コロンブスゆかりのワインホテル【アシエンダ・ソリータ】をご紹介します。
創立1366年の元ドミニコ会修道院だった施設が完全に修復され、今はラグジュアリーなワインホテルになっています。
入口から美しいオリーブとブドウの並木があり、トルメス川のほとりの豊かな緑が最大限活用されており、乾燥したカスティーリャとは思えない異空間が広がっています。
ここにはコロンブスが1487年に長期滞在し、彼の重要なサポーターとなるディエゴ・デ・デサに新航海路を開拓するためのプロジェクトについて説得した場所と伝えられています。ディエゴ・デ・デサはイサベル女王の聴罪司祭であったために、この人物を説得できたことで大きくコロンブスの未来は開けたと言えます。コロンブスはスペイン史の中でも特に興味深い人物で、知れば知るほど驚かされますが、ここで15世紀に新航海路を議論していたのかと思うと、より滞在が面白いものとなり誰もがコロンブスのことをもっと知りたくなるはずです。
トルメス川はドゥエロ川の南にある大きな川で、フィロキセラ菌でヨーロッパ中のぶどうが被害を受ける前はワインの生産で有名な地域でした。今でもドゥエロからトルメスへ向かう途中の村々は、~vinoと地域名の終わりにヴィーノ=ワインという言葉がついていて、この地域一帯がワイナリーであったことが察しできます。アシエンダ・ソリータは、昔のぶどう栽培を復活させようとしているグループのひとつで、それ以外の修道士たちが盛んに行っていた産業も復活させているところが魅力です。
全ての建造物は修復され洗練されたガーデンに覆われています。
修道院内にあった水車の製粉所はレストランになり、美しい川の流れを楽しみながら食事ができます。

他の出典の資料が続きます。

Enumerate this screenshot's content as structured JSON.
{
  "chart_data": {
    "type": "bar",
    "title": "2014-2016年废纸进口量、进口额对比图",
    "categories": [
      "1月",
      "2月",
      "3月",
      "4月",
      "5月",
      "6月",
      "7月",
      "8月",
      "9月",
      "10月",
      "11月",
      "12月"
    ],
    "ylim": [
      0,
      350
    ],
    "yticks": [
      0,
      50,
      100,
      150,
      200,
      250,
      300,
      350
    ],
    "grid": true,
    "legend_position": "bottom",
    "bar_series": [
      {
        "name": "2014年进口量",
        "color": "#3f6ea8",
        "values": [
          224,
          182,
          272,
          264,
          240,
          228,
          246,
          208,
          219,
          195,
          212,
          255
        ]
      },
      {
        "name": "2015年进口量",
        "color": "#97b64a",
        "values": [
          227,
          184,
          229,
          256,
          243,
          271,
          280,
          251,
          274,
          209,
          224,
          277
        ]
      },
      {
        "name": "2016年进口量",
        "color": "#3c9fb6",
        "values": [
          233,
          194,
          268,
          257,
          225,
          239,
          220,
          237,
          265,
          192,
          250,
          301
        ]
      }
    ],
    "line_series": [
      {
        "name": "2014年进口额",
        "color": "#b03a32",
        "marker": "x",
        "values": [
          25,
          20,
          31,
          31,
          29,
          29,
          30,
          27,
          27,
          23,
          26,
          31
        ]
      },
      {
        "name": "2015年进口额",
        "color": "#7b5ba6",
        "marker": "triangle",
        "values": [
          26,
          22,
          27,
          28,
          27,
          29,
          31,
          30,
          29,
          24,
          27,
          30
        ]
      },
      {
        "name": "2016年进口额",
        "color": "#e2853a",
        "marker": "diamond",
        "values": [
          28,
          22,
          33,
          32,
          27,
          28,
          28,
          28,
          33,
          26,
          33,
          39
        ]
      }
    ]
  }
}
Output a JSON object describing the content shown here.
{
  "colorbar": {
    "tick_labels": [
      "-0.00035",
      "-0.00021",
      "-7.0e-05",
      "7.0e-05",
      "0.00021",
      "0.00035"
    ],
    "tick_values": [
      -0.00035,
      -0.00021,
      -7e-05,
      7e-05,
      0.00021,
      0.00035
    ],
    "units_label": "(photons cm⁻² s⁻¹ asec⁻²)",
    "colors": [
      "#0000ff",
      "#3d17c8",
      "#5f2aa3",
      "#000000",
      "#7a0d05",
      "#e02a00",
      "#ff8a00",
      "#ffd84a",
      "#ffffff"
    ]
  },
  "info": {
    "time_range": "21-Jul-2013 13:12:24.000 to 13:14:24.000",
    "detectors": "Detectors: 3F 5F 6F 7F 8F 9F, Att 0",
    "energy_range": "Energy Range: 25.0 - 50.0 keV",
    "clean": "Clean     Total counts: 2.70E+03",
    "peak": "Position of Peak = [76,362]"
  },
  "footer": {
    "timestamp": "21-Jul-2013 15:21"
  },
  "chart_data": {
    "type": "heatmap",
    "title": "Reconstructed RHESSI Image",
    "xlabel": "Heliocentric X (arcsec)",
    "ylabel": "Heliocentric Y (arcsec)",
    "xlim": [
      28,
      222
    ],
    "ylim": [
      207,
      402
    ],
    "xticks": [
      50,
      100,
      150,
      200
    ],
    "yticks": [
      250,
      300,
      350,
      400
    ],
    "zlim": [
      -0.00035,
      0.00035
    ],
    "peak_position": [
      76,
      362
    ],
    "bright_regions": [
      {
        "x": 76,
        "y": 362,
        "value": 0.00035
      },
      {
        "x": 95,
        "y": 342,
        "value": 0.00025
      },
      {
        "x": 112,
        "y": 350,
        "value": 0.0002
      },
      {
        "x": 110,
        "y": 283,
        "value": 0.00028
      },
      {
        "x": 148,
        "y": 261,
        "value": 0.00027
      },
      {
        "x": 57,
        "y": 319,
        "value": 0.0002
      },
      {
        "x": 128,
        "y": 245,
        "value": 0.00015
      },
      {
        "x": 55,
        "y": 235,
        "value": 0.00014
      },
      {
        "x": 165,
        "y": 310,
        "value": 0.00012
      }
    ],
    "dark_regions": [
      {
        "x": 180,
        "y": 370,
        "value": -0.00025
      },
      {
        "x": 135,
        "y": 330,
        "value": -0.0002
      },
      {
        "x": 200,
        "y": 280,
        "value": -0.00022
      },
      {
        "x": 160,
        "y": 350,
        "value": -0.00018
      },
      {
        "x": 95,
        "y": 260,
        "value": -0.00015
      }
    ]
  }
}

この地域はどんぐり豚や牛肉などの優れた肉で有名なので、レストランはシンプルに肉がメインになっています。すべて自家農園飼育された動物の肉が食べられるようになっていて、どんぐり豚の生ハムや各種ソーセージも揃う贅沢な施設。すごいのはそれだけでなく、カスティーリャ地方で作られる優れたチーズもオリジナル工房で作っているところです。私はこのチーズに興味深々だったので、5つのバリエーションをオーダーしてみました。
カスティーリャは羊で栄えた地域なので、マンチェゴチーズのようなハードタイプのチーズが主流ですが、ここではエクストレマドゥーラやポルトガルで作られるクリーミーなチーズもあり、とっても良いものが作られていました。苦さがエクストレマドゥーラのものほど強烈ではなくバランスがとれていて、きっと人気が出るチーズだと思います。実際マドリードにもこのグループのレストランはあるので、今度そこで購入しようと思います。
肉のクオリティには驚かされました。スペイン各地に有名なお肉がありますが、日本のビーフとはかなり味わいや食感が違うのですが、ここの肉はスペインの良さを保ちながら、新しい改善がされているなと感じる味わいと口当たり。この肉なら日本の方もかなり食べられると思います。
ちょっと川をさかのぼると別の建物があり、そこがSPAになっています。ここは既に10年くらい前にオープンになったホテルなのですが、穴場で混み合うことはほとんどないのでゆっくりリトリートする場所としては理想的です。暑さもかなり凌げますので、スペイン内陸の暑さにヘトヘトになった時は、ここで癒されるのがベストです。
さてワインは大きな蔵で保存されていますが、スペイン全土でワインを造っているメーカーなので、ここではショールーム的な感覚で見て楽しませてくれます。
リオハ、カタルニア、リベラデルドゥエロ、サラマンカと様々なワインが楽しめるすごいメーカーが運営するホテルだけあって、数日滞在して様々なワインを味わいながらリラックスするための、大人の休暇にぴったりの場所でした。